Oui le banjo est un instrument méconnu. Ou plutôt je
dirais que le banjo souffre d'une mauvaise image totalement injustifiée.
On le croit réservé à un seul style, le style
" cow-boy ", mais la musique de " cow-boy "
n'existe pas. On croit cela uniquement par manque de culture. Mais
je ne vais pas vous infliger ici l'historique du banjo. Il a aussi
l'image d'un instrument rudimentaire, rigolo, facile à jouer.
Bien sûr ce n'est pas le cas. Croyez moi, ce n'est pas si
rigolo de se taper des heures à travailler des gammes. On
peut tout jouer avec un banjo et sa technique est très riche,
aussi riche que celle de n'importe quel instrument. Le banjo est
un cousin de la guitare mais il en est techniquement assez éloigné.
- Quelle part fais-tu à la pédagogie dans ton activité
au quotidien ?
L'enseignement a pour moi une place très importante. D'abord
j'adore ça, ensuite j'ai développé une pédagogie
au fil du temps qui fait que mes élèves peuvent rapidement
comprendre l'instrument.
- Tu participes actuellement à plusieurs formations musicales,
en duo, trio, en groupe, traditionnel, jazz, folk, peux-tu nous
préciser ce que sont tes choix musicaux d'aujourd'hui ?

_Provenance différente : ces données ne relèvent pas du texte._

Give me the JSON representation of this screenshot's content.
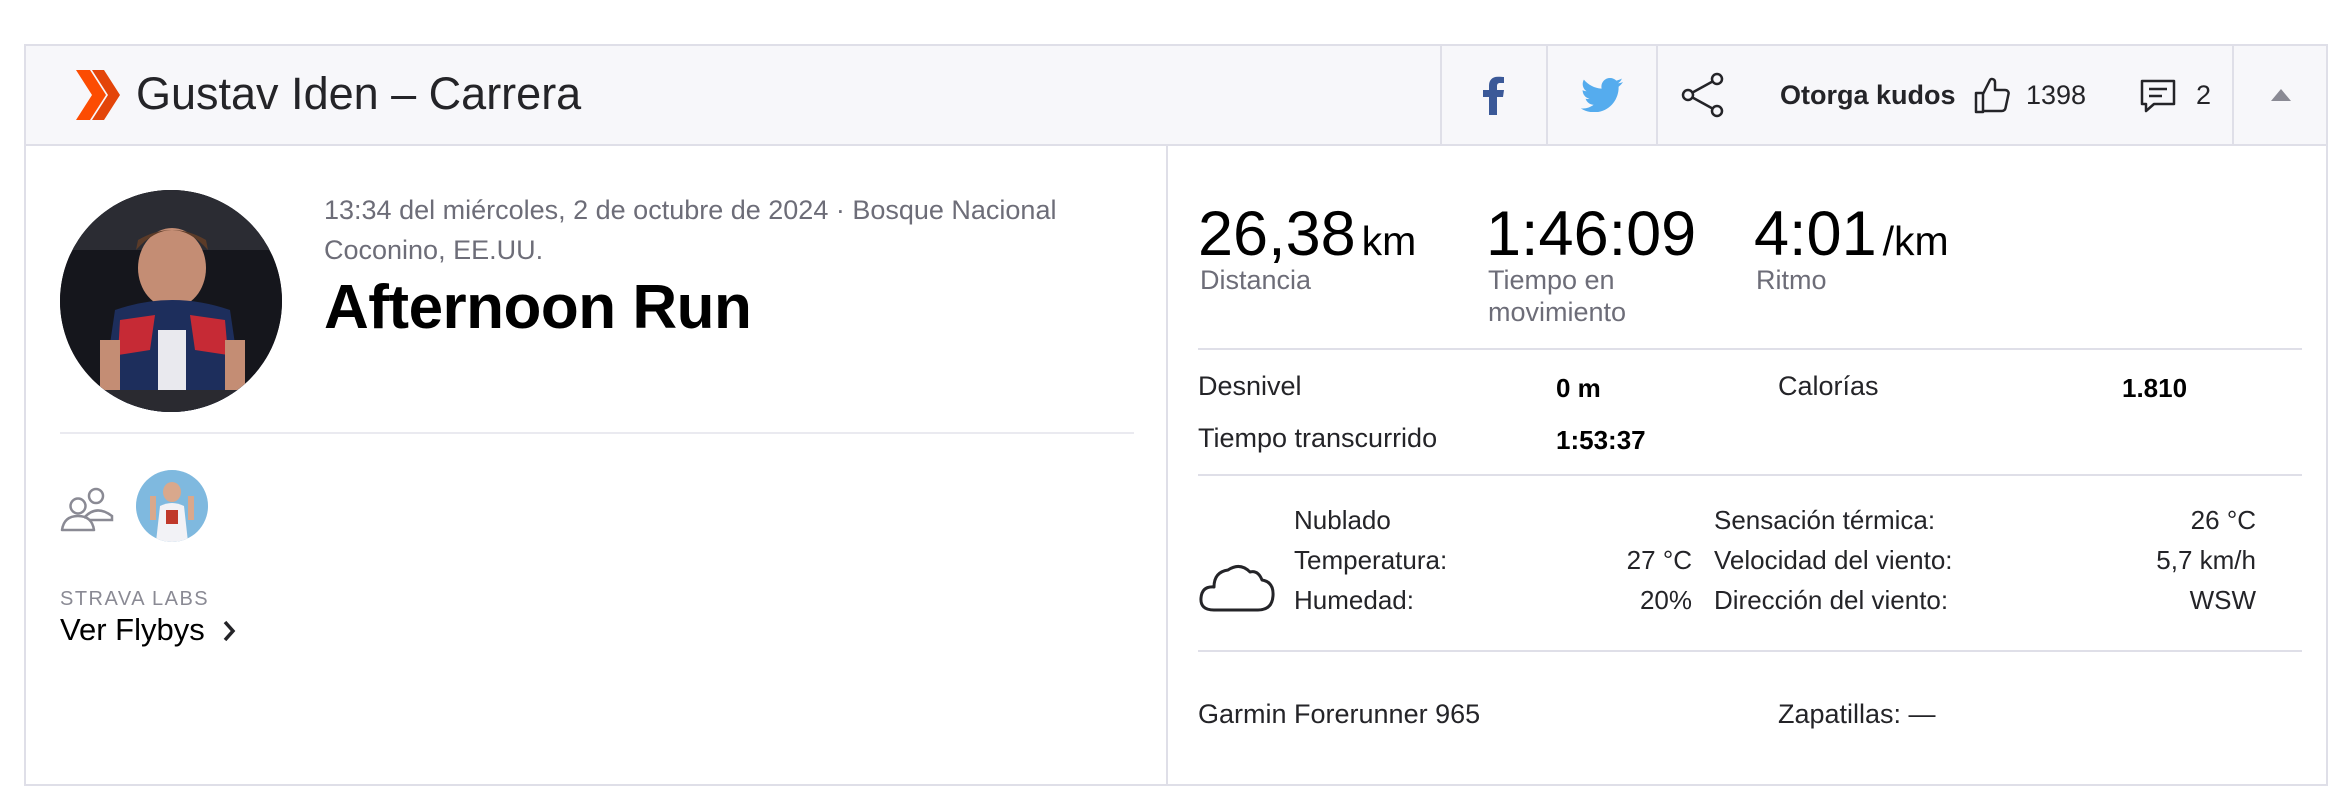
{
  "header": {
    "title": "Gustav Iden – Carrera",
    "kudos_label": "Otorga kudos",
    "kudos_count": "1398",
    "comment_count": "2"
  },
  "activity": {
    "meta": "13:34 del miércoles, 2 de octubre de 2024 · Bosque Nacional Coconino, EE.UU.",
    "title": "Afternoon Run",
    "labs_label": "STRAVA LABS",
    "flyby_link": "Ver Flybys"
  },
  "stats": {
    "distance": {
      "value": "26,38",
      "unit": "km",
      "label": "Distancia"
    },
    "moving_time": {
      "value": "1:46:09",
      "label": "Tiempo en movimiento"
    },
    "pace": {
      "value": "4:01",
      "unit": "/km",
      "label": "Ritmo"
    }
  },
  "more_stats": {
    "elevation_label": "Desnivel",
    "elevation_value": "0 m",
    "calories_label": "Calorías",
    "calories_value": "1.810",
    "elapsed_label": "Tiempo transcurrido",
    "elapsed_value": "1:53:37"
  },
  "weather": {
    "condition": "Nublado",
    "temp_label": "Temperatura:",
    "temp_value": "27 °C",
    "humidity_label": "Humedad:",
    "humidity_value": "20%",
    "feels_label": "Sensación térmica:",
    "feels_value": "26 °C",
    "wind_speed_label": "Velocidad del viento:",
    "wind_speed_value": "5,7 km/h",
    "wind_dir_label": "Dirección del viento:",
    "wind_dir_value": "WSW"
  },
  "gear": {
    "device": "Garmin Forerunner 965",
    "shoes": "Zapatillas: —"
  },
  "colors": {
    "brand": "#fc4c02",
    "facebook": "#3b5998",
    "twitter": "#55acee"
  }
}
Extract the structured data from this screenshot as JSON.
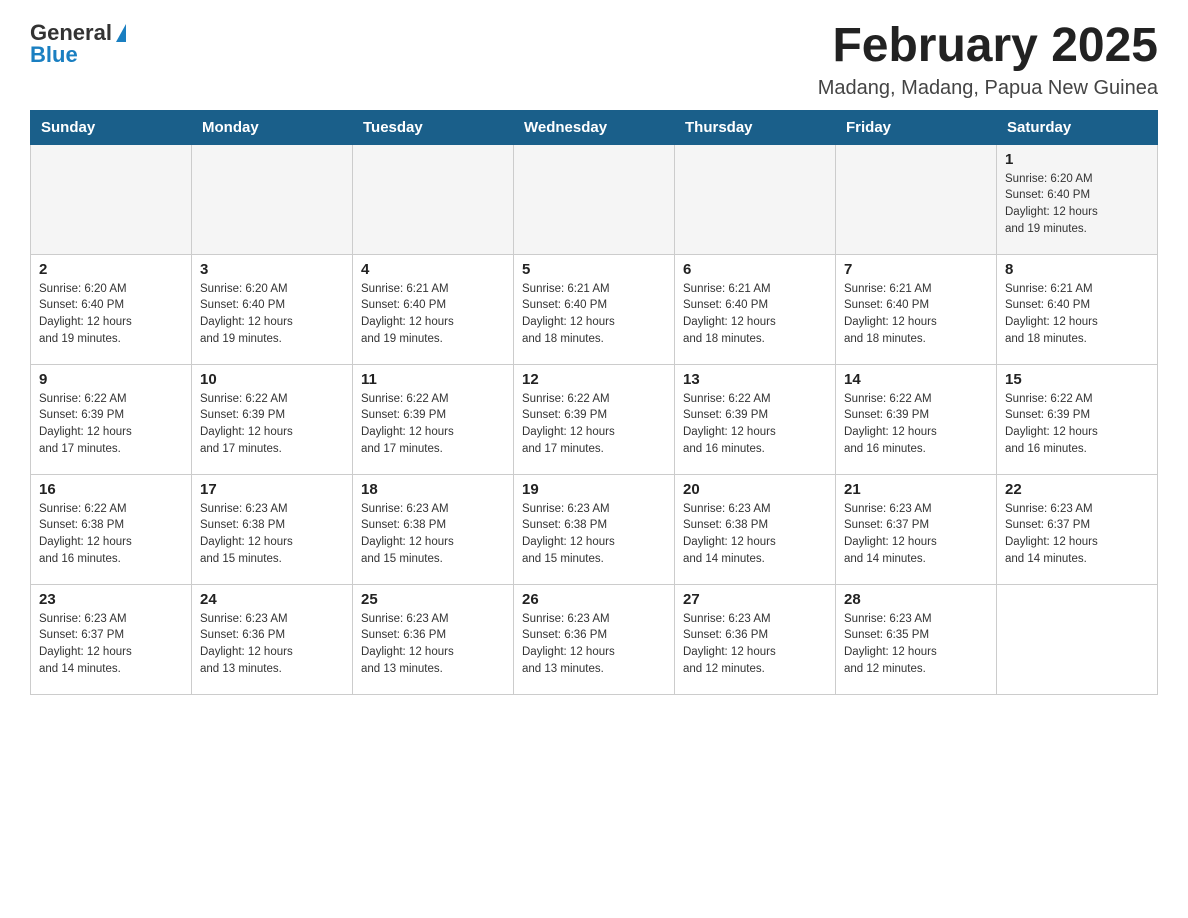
{
  "header": {
    "logo_general": "General",
    "logo_blue": "Blue",
    "month_title": "February 2025",
    "location": "Madang, Madang, Papua New Guinea"
  },
  "weekdays": [
    "Sunday",
    "Monday",
    "Tuesday",
    "Wednesday",
    "Thursday",
    "Friday",
    "Saturday"
  ],
  "weeks": [
    [
      {
        "day": "",
        "info": ""
      },
      {
        "day": "",
        "info": ""
      },
      {
        "day": "",
        "info": ""
      },
      {
        "day": "",
        "info": ""
      },
      {
        "day": "",
        "info": ""
      },
      {
        "day": "",
        "info": ""
      },
      {
        "day": "1",
        "info": "Sunrise: 6:20 AM\nSunset: 6:40 PM\nDaylight: 12 hours\nand 19 minutes."
      }
    ],
    [
      {
        "day": "2",
        "info": "Sunrise: 6:20 AM\nSunset: 6:40 PM\nDaylight: 12 hours\nand 19 minutes."
      },
      {
        "day": "3",
        "info": "Sunrise: 6:20 AM\nSunset: 6:40 PM\nDaylight: 12 hours\nand 19 minutes."
      },
      {
        "day": "4",
        "info": "Sunrise: 6:21 AM\nSunset: 6:40 PM\nDaylight: 12 hours\nand 19 minutes."
      },
      {
        "day": "5",
        "info": "Sunrise: 6:21 AM\nSunset: 6:40 PM\nDaylight: 12 hours\nand 18 minutes."
      },
      {
        "day": "6",
        "info": "Sunrise: 6:21 AM\nSunset: 6:40 PM\nDaylight: 12 hours\nand 18 minutes."
      },
      {
        "day": "7",
        "info": "Sunrise: 6:21 AM\nSunset: 6:40 PM\nDaylight: 12 hours\nand 18 minutes."
      },
      {
        "day": "8",
        "info": "Sunrise: 6:21 AM\nSunset: 6:40 PM\nDaylight: 12 hours\nand 18 minutes."
      }
    ],
    [
      {
        "day": "9",
        "info": "Sunrise: 6:22 AM\nSunset: 6:39 PM\nDaylight: 12 hours\nand 17 minutes."
      },
      {
        "day": "10",
        "info": "Sunrise: 6:22 AM\nSunset: 6:39 PM\nDaylight: 12 hours\nand 17 minutes."
      },
      {
        "day": "11",
        "info": "Sunrise: 6:22 AM\nSunset: 6:39 PM\nDaylight: 12 hours\nand 17 minutes."
      },
      {
        "day": "12",
        "info": "Sunrise: 6:22 AM\nSunset: 6:39 PM\nDaylight: 12 hours\nand 17 minutes."
      },
      {
        "day": "13",
        "info": "Sunrise: 6:22 AM\nSunset: 6:39 PM\nDaylight: 12 hours\nand 16 minutes."
      },
      {
        "day": "14",
        "info": "Sunrise: 6:22 AM\nSunset: 6:39 PM\nDaylight: 12 hours\nand 16 minutes."
      },
      {
        "day": "15",
        "info": "Sunrise: 6:22 AM\nSunset: 6:39 PM\nDaylight: 12 hours\nand 16 minutes."
      }
    ],
    [
      {
        "day": "16",
        "info": "Sunrise: 6:22 AM\nSunset: 6:38 PM\nDaylight: 12 hours\nand 16 minutes."
      },
      {
        "day": "17",
        "info": "Sunrise: 6:23 AM\nSunset: 6:38 PM\nDaylight: 12 hours\nand 15 minutes."
      },
      {
        "day": "18",
        "info": "Sunrise: 6:23 AM\nSunset: 6:38 PM\nDaylight: 12 hours\nand 15 minutes."
      },
      {
        "day": "19",
        "info": "Sunrise: 6:23 AM\nSunset: 6:38 PM\nDaylight: 12 hours\nand 15 minutes."
      },
      {
        "day": "20",
        "info": "Sunrise: 6:23 AM\nSunset: 6:38 PM\nDaylight: 12 hours\nand 14 minutes."
      },
      {
        "day": "21",
        "info": "Sunrise: 6:23 AM\nSunset: 6:37 PM\nDaylight: 12 hours\nand 14 minutes."
      },
      {
        "day": "22",
        "info": "Sunrise: 6:23 AM\nSunset: 6:37 PM\nDaylight: 12 hours\nand 14 minutes."
      }
    ],
    [
      {
        "day": "23",
        "info": "Sunrise: 6:23 AM\nSunset: 6:37 PM\nDaylight: 12 hours\nand 14 minutes."
      },
      {
        "day": "24",
        "info": "Sunrise: 6:23 AM\nSunset: 6:36 PM\nDaylight: 12 hours\nand 13 minutes."
      },
      {
        "day": "25",
        "info": "Sunrise: 6:23 AM\nSunset: 6:36 PM\nDaylight: 12 hours\nand 13 minutes."
      },
      {
        "day": "26",
        "info": "Sunrise: 6:23 AM\nSunset: 6:36 PM\nDaylight: 12 hours\nand 13 minutes."
      },
      {
        "day": "27",
        "info": "Sunrise: 6:23 AM\nSunset: 6:36 PM\nDaylight: 12 hours\nand 12 minutes."
      },
      {
        "day": "28",
        "info": "Sunrise: 6:23 AM\nSunset: 6:35 PM\nDaylight: 12 hours\nand 12 minutes."
      },
      {
        "day": "",
        "info": ""
      }
    ]
  ]
}
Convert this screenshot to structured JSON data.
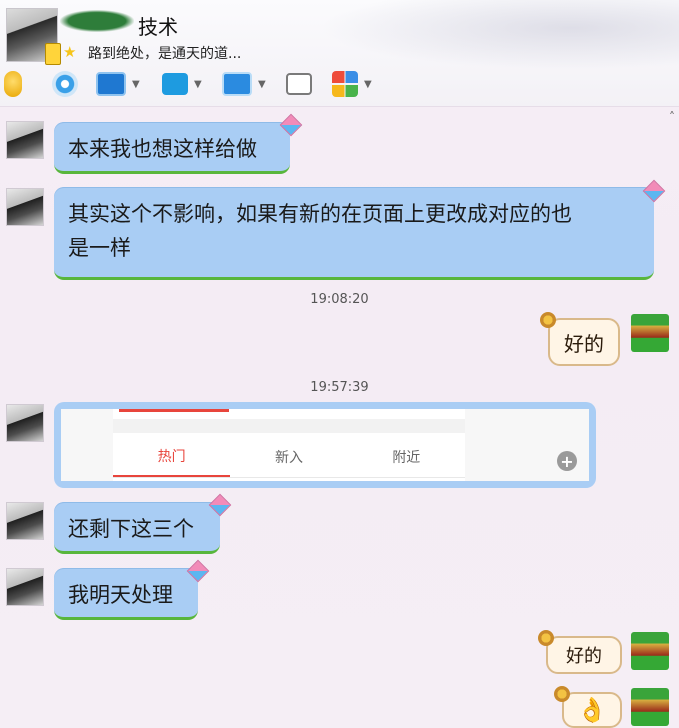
{
  "window": {
    "contact_name": "技术",
    "signature": "路到绝处，是通天的道..."
  },
  "toolbar": {
    "items": [
      {
        "icon": "microphone-icon"
      },
      {
        "icon": "video-call-icon"
      },
      {
        "icon": "screen-share-icon"
      },
      {
        "icon": "file-transfer-icon"
      },
      {
        "icon": "remote-desktop-icon"
      },
      {
        "icon": "new-message-icon"
      },
      {
        "icon": "apps-grid-icon"
      }
    ],
    "dropdown_glyph": "▼"
  },
  "scroll_arrow": "˄",
  "messages": {
    "m1": "本来我也想这样给做",
    "m2_line1": "其实这个不影响，如果有新的在页面上更改成对应的也",
    "m2_line2": "是一样",
    "t1": "19:08:20",
    "m3": "好的",
    "t2": "19:57:39",
    "image": {
      "tabs": [
        "热门",
        "新入",
        "附近"
      ],
      "zoom_glyph": "+"
    },
    "m4": "还剩下这三个",
    "m5": "我明天处理",
    "m6": "好的",
    "m7_emoji": "👌"
  },
  "colors": {
    "incoming_bubble": "#a9cdf4",
    "incoming_border": "#58b63c",
    "outgoing_bubble": "#fff5e6",
    "image_active_tab": "#e8453c"
  }
}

Je joue actuellement avec deux formations. Phosphène, un
groupe assez hétéroclite. Les musiciens qui le composent
viennent d'horizons aussi différents que la musique celtique,
le rock, le jazz, le classique ou le bluegrass. Notre répertoire
est constitué de compositions personnelles et de reprises
influencées par les styles que je viens de nommer. J'ai une
très grande admiration pour les autres membres du groupe.
Christophe Goudot, multi-instrumentiste et chanteur. Il est aussi
très talentueux dans la prise de son et la réalisation
de sites Internet. Sonia Fumoux, une chanteuse et violoniste très
talentueuse. Daniel Roux, flûtiste et saxophoniste et professeur
d'improvisation à l'école de musique de Bergerac entre
autre, un grand musicien. Enfin mon vieil ami Gérard Cresson
avec lequel j'ai une grande complicité musicale. Guitariste
classique à la base, il est passionné de guitare picking
et à l'aise dans les répertoires de Marcel Dadi et
Pierre Bensusan entre autres. Je suis heureux au sein de ce groupe
car nous jouons les musiques que j'ai toujours rêvés
de jouer.
Je joue aussi et principalement avec Mox Gowland, chanteur et harmoniciste
de Blues de grand talent. Mox et moi animons la section " musique
américaine " du C.M.T. de Ris Orangis. Un jour Mox m'a
proposé que nous jouions ensemble. Cela m'a un peu surpris,
d'autant plus qu'il s'agissait d'un duo voix harmonica et banjo.
J'ai tenté et je ne le regrette pas. Au début, il
fallait un peu ramer car le banjo était le seul instrument
rythmique et harmonique. Puis le groupe s'est enrichi de Sharon
Lombardi à la basse et d'Olivier Depreux à la batterie.
C'est une expérience passionnante et pleine de promesses.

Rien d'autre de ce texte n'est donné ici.